Technically, John is simply one of two Human Patient Simulators at Hurlburt, bestowed by pararescuers with a nickname.

He resides in the Tactical Operations Medical Skills Lab at Hurlburt, a small room where members of the Air Force Special Operations Forces Medical Element — pararescuers, or PJs, independent duty physicians, nurses, flight surgeons and physicians assistants – obtain hands-on practice.

“We try to bring it to the real world,” Arnold said.

The lab opened at Hurlburt Field about a year ago. Soon-to-be tenants of Cannon Air Force Base, members of the Air Force 16th Special Operations Wing want to build another TOMS lab at Cannon.

“Our biggest problem is getting the money,” said Arnold, who yens for a larger lab with additional real-life features, such as sand.

The Hurlburt lab cost $1 million to build, and the fortified dummies generally run about $200,000 a piece, Arnold said.

But the training, according to Arnold, is priceless.

The dummies salivate, bleed, breathe. Their pupils dilate, their tongues swell and their lungs collapse. If a student injects too much or too little medicine into the fake IV that protrudes from the fleshy wrist of a dummy, the dummy dies, the heart monitor attached to it flat lines.

Fake vials of medicine are piled on a shelf, and a machine identifies the type and dose administered by a bar code.

“This is the best training there is for medics in the field,” said Tech. Sgt. Jarod Schultz.

“Of course, there is nothing that can replace being out in the field, with your adrenaline running,” said Schultz, a West Virginia native who has saved the lives of hundreds during two tours of duty in Afghanistan and two tours in Iraq.

“It gets in their blood,” Air Force Special Operations Command public information officer Maj. Erin Dick said.

Air Force Special Operations pararescuers, or PJs, are deployed primarily to provide medical aid and rescue for fellow U.S. Special Operations Forces, such as Air Force Commandos, Navy SEALs or Army Rangers.

“This is one of the most rewarding jobs you can get,” Schultz said.

“You are saving lives, not taking them.”

Tech. Sgt. Paul Orse was a Marine before he left that field of service to become an Air Force Special Operations PJ. He has been a pararescuer for about 20 years.

“Going from killing someone to saving their lives … there’s a better feeling to that,” said Orse, reminiscent of Buzz Lightyear from “Toy Story” with humility, his hair the typical military buzz cut, the span of his shoulders comparable to that of a motor vehicle.

Orse, too, has been to Iraq and Afghanistan multiple times. But he doesn’t rush to tell war stories, and instead, pegs the time he rescued an adolescent boy from the deserts of New Mexico as his most vaulted moment as a pararescuer.

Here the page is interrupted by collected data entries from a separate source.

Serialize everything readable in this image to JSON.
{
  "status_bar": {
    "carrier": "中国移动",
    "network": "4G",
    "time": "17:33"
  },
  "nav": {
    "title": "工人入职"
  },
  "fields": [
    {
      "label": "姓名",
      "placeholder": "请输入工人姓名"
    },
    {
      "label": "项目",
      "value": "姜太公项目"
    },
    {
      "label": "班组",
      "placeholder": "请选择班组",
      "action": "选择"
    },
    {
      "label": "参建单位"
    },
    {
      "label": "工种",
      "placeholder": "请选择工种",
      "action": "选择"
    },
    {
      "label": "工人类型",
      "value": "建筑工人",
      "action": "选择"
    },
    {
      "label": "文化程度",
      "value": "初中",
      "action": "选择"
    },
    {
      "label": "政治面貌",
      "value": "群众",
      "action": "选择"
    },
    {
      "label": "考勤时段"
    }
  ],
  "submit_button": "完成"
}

Pararescuers in choppers found the boy shadowed under a cliff two days after he wandered away from home on his father’s ranch, near Holloman Air Force Base in Alamogordo, where Orse was stationed at the time.

“He was dehydrated and bitten all over by ants. That was the extent of his injuries,” said Orse, who searched for the boy in a box pattern, starting with areas the boy frequented.

A bulk of a pararescuer’s job involves planning the minute details of rescues. Rescuers sometimes work alone or in teams, plucking wounded soldiers from cliff tops behind enemy lines or freeing captured Americans from foreign forces.

On home soil, they aid in disaster rescue, and saved 11,000 people from the deluge following Hurricane Katrina, AFSOC officials said.